When the query is syntactically invalid, is_valid is False, errors contains one or more formatted strings (each typically including line N:M), and the label/rel-type/property lists are empty:

info = parse_query("MATCH (n:Person RETURN n")
info.is_valid   # False
info.errors     # ["Parse error at line 1:17 — expected ')' ..."]

For richer diagnostics with positions and "did you mean?" hints, use CypherValidator — its parse errors are also represented as E101 ParseError diagnostics with position_line and position_col set.

What the parser actually understands

The PEG grammar covers the practical subset of Cypher used in production:

  • MATCH / OPTIONAL MATCH / WHERE
  • CREATE / MERGE (with ON CREATE SET / ON MATCH SET)
  • SET (assignment, property update, label addition)
  • REMOVE (property removal, label removal)
  • DELETE / DETACH DELETE
  • WITH (incl. WITH DISTINCT, alias, WHERE, ORDER BY, SKIP, LIMIT)
  • RETURN (incl.

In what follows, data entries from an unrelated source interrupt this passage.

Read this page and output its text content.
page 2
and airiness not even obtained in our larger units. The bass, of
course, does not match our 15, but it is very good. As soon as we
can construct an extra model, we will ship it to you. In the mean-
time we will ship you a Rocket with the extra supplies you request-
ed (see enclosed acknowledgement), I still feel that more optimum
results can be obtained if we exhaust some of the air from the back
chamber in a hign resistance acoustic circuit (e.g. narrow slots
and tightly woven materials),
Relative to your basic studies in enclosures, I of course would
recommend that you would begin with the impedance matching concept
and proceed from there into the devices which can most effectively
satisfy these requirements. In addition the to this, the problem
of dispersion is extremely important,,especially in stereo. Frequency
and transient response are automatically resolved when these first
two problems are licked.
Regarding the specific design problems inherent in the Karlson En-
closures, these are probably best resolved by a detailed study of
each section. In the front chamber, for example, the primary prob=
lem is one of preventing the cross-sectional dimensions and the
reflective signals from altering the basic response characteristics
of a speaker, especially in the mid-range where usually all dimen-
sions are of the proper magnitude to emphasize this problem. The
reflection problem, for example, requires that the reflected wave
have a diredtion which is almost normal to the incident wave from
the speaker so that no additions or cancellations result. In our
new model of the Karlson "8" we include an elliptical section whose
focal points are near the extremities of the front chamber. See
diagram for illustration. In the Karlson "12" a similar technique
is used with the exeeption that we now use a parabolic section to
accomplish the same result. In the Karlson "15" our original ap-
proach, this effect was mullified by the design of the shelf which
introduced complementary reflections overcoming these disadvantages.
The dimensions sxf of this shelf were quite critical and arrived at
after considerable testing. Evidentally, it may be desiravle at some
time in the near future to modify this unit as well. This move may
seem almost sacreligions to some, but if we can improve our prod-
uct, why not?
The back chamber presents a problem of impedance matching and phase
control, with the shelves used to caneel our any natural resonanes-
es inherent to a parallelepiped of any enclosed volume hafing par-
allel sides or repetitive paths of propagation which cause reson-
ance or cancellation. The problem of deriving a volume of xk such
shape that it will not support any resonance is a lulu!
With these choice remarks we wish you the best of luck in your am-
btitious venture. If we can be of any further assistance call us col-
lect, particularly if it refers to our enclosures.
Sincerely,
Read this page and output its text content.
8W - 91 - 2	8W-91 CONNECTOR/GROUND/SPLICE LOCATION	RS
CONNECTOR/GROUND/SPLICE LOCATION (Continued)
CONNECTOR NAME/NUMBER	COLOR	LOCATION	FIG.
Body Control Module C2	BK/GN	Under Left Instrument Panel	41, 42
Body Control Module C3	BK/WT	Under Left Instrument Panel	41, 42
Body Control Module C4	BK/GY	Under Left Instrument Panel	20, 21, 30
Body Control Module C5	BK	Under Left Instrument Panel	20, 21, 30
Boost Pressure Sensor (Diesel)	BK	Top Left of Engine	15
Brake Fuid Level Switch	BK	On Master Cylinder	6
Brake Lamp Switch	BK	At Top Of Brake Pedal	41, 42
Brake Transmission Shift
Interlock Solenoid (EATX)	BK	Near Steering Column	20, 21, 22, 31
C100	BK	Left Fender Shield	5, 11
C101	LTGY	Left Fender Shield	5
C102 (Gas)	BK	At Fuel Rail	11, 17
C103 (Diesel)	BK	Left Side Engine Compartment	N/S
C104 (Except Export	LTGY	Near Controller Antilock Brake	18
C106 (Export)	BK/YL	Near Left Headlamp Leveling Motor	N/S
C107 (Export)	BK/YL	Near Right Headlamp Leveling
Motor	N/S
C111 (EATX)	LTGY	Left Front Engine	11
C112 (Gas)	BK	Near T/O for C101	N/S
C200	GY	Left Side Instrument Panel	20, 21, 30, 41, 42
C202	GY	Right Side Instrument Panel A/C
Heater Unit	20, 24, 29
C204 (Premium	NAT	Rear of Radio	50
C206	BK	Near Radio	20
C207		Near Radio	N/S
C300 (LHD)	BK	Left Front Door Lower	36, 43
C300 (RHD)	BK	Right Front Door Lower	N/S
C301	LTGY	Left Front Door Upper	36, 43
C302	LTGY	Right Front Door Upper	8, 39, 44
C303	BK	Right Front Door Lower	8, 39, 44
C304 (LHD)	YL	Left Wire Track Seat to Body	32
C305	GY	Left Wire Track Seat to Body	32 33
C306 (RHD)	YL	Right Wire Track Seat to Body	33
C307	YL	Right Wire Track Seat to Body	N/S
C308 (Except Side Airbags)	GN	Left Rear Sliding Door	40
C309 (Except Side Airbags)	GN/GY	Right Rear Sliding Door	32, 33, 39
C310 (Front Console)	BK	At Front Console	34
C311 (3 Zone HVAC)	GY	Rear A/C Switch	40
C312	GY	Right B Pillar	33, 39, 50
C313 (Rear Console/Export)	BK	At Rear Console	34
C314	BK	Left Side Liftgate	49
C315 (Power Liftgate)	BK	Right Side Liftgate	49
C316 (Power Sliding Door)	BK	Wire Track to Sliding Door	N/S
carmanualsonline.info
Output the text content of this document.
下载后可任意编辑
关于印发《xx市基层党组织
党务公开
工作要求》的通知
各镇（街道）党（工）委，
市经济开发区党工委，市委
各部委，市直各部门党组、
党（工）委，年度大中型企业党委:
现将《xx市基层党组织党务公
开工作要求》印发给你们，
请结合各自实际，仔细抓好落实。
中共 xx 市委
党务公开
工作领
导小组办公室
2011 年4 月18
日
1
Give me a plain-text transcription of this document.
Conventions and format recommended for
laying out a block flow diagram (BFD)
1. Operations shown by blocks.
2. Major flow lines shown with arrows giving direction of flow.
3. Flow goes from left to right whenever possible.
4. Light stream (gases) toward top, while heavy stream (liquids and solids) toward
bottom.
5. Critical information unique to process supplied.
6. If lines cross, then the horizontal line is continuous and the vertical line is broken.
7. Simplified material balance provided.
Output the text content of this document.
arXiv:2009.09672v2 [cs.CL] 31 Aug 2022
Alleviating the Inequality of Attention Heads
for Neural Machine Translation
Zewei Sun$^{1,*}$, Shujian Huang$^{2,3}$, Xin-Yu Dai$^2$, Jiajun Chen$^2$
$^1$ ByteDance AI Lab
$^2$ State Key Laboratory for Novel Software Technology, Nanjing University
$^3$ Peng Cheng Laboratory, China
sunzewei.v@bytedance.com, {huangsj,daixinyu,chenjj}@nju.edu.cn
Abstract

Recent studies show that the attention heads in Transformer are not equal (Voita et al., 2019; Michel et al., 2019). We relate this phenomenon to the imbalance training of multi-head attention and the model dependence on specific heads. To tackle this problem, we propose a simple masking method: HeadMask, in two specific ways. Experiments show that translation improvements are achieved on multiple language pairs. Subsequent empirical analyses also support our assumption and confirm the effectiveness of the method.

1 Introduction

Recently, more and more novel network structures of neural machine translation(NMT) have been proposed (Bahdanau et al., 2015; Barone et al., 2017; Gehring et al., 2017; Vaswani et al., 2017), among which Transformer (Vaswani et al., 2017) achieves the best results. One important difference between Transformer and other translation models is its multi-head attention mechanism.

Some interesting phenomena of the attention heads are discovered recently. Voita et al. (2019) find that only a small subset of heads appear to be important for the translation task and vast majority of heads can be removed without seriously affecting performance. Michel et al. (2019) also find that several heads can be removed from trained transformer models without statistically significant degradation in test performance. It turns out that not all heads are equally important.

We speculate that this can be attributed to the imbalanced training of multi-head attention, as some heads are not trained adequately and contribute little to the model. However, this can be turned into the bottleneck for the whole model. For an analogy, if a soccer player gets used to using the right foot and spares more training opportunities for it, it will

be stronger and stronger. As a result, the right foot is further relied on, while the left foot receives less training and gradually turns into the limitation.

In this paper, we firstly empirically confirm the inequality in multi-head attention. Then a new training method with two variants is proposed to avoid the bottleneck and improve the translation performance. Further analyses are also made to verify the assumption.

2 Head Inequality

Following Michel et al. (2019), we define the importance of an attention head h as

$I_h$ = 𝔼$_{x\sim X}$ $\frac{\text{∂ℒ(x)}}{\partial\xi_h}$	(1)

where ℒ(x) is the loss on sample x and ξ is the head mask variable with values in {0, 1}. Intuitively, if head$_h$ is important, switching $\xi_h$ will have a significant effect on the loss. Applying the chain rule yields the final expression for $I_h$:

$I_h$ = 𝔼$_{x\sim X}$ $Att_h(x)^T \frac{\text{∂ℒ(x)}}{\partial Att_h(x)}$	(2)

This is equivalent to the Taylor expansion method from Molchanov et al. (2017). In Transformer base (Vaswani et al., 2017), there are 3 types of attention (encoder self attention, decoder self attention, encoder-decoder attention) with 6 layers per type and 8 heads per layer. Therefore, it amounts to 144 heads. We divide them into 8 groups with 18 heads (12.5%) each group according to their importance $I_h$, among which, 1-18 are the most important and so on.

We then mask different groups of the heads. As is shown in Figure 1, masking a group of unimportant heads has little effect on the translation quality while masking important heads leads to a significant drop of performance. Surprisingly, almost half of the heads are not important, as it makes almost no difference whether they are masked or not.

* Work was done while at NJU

RETURN DISTINCT, alias, ORDER BY, SKIP, LIMIT)
  • UNWIND list AS item
  • UNION / UNION ALL
  • CALL { ... } subqueries (read or write)
  • CALL proc.name(...) standalone procedure calls
  • FOREACH (x IN list | actions)
  • Expressions: arithmetic, comparison, boolean, list, map, list comprehension, pattern comprehension, EXISTS, COUNT { ... }, COLLECT { ... }, reduce, shortestPath, allShortestPaths, function calls, parameters ($x), literals.
  • Patterns: node patterns with multi-labels and inline maps, relationship patterns with variable-length (*, *1..5), direction (->, <-, -), and inline rel maps.

If you hit a Cypher construct the parser does not understand, please open an issue with the failing query — the grammar is extended in src/grammar/cypher.pest and the AST builder in src/parser/builder.rs.